BERITA DARI ANDA UNTUK MEDIA KLATEN

Home » » Buaya Vs Cicak

Buaya Vs Cicak

Written By gusdurian on Senin, 28 September 2009 | 09.09

Buaya Vs Cicak



Sarlito Wirawan Sarwono

Buaya lawan cicak. Itu adalah hiperbol KPK lawan Polri.

Entah berasal dari mana, hiperbol tersebut jadi bahan diskusi yang
kian panas, lebih panas dari materi masalah itu sendiri.

Padahal, hiperbol itu belum tentu benar. Buktinya, pada permainan suit
anak-anak, gajah kalah oleh semut. Padahal, semut mati diinjak manusia
dan manusia mati diinjak gajah. Masalahnya, giliran semut lawan gajah,
semut tidak menginjak gajah, tetapi masuk kuping gajah, gajah pun
mati. Jadi, siapa tahu cicak bisa membunuh gajah seperti David
mengalahkan Goliath.

Padahal, segala sesuatu yang belum tentu benar, pasti bukan kebenaran
alias tidak benar. Demikian dalil logika Aristoteles. Dan mereka yang
ramai berdebat di media (dari pembawa acara, wartawan, pakar, anggota
parlemen, LSM, tim pembela KPK atau pembela Polri, dan lainnya), semua
berdiskusi tentang sesuatu yang tidak benar.
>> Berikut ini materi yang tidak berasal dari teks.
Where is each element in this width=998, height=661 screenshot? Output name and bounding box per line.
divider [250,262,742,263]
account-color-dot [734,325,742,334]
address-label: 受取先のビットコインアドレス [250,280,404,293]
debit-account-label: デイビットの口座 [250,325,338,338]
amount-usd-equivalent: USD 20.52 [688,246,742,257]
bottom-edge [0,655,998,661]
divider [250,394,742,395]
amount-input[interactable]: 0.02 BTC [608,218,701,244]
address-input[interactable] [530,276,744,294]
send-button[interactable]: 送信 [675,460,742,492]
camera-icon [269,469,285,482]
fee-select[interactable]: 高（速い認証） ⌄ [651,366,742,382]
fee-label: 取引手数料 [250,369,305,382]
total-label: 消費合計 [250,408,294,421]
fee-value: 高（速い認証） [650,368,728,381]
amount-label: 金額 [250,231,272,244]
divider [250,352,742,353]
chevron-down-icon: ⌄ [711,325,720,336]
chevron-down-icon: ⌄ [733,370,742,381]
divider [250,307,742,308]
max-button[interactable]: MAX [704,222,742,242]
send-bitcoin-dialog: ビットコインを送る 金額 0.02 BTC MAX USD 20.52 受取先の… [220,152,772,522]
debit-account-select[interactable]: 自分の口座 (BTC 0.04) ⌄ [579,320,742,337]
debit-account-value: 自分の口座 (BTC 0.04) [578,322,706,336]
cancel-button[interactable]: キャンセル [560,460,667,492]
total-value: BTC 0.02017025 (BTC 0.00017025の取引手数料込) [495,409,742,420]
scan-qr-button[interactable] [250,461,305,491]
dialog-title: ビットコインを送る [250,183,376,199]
Jelas, dampaknya bukan makin benar, tetapi makin keblinger. Masalah
tidak terselesaikan, yang muncul emosi belaka.

Taman kanak-kanak

Ketika menjadi presiden, Abdurrahman Wahid pernah menyatakan, anggota
DPR seperti taman kanak-kanak. Saat itu, para anggota DPR yang amat
terhormat itu marah. Namun, logika yang keblinger tidak terkait dengan
kehormatan.

Para ulama Aceh keblinger saat ditipu Snouck Hurgronje. Para raja dan
bangsawan Mataram keblinger saat menuruti kemauan Belanda untuk
memecah wilayah Mataram menjadi empat. Kaisar Romawi Caligula
menjadikan istananya ajang pesta seks.

Yang saya cemaskan adalah, kini bukan hanya DPR yang keblinger, tetapi
yang lain-lain juga. Yang lebih mengerikan adalah jika para petinggi
KPK yang kini menjadi tersangka, tidak hanya sekadar dikriminalisasi
(nanti bisa diklarifikasi di pengadilan), tetapi benar-benar sudah
terlindas gelombang keblingerisasi.

Banyak yang berargumen, KPK adalah institusi yang berani memberantas
korupsi tanpa pandang bulu (padahal semula KPK dituduh tebang pilih).
Lalu dideretkan sejumlah contoh, para tokoh penting yang dijerat hukum
oleh KPK. Termasuk di situ kasus Aulia Pohan, besan Presiden Susilo
Bambang Yudhoyono sendiri.

Ini keblinger lagi. Secara logika, tak ada hubungan kasus-kasus yang
dilibas KPK (pada era Taufiequrachman Ruki) dengan kasus Bank Century
(era Antasari). Atau dalam bahasa logika, premisnya tidak sah, tidak
nyambung, sehingga kesimpulannya pun salah.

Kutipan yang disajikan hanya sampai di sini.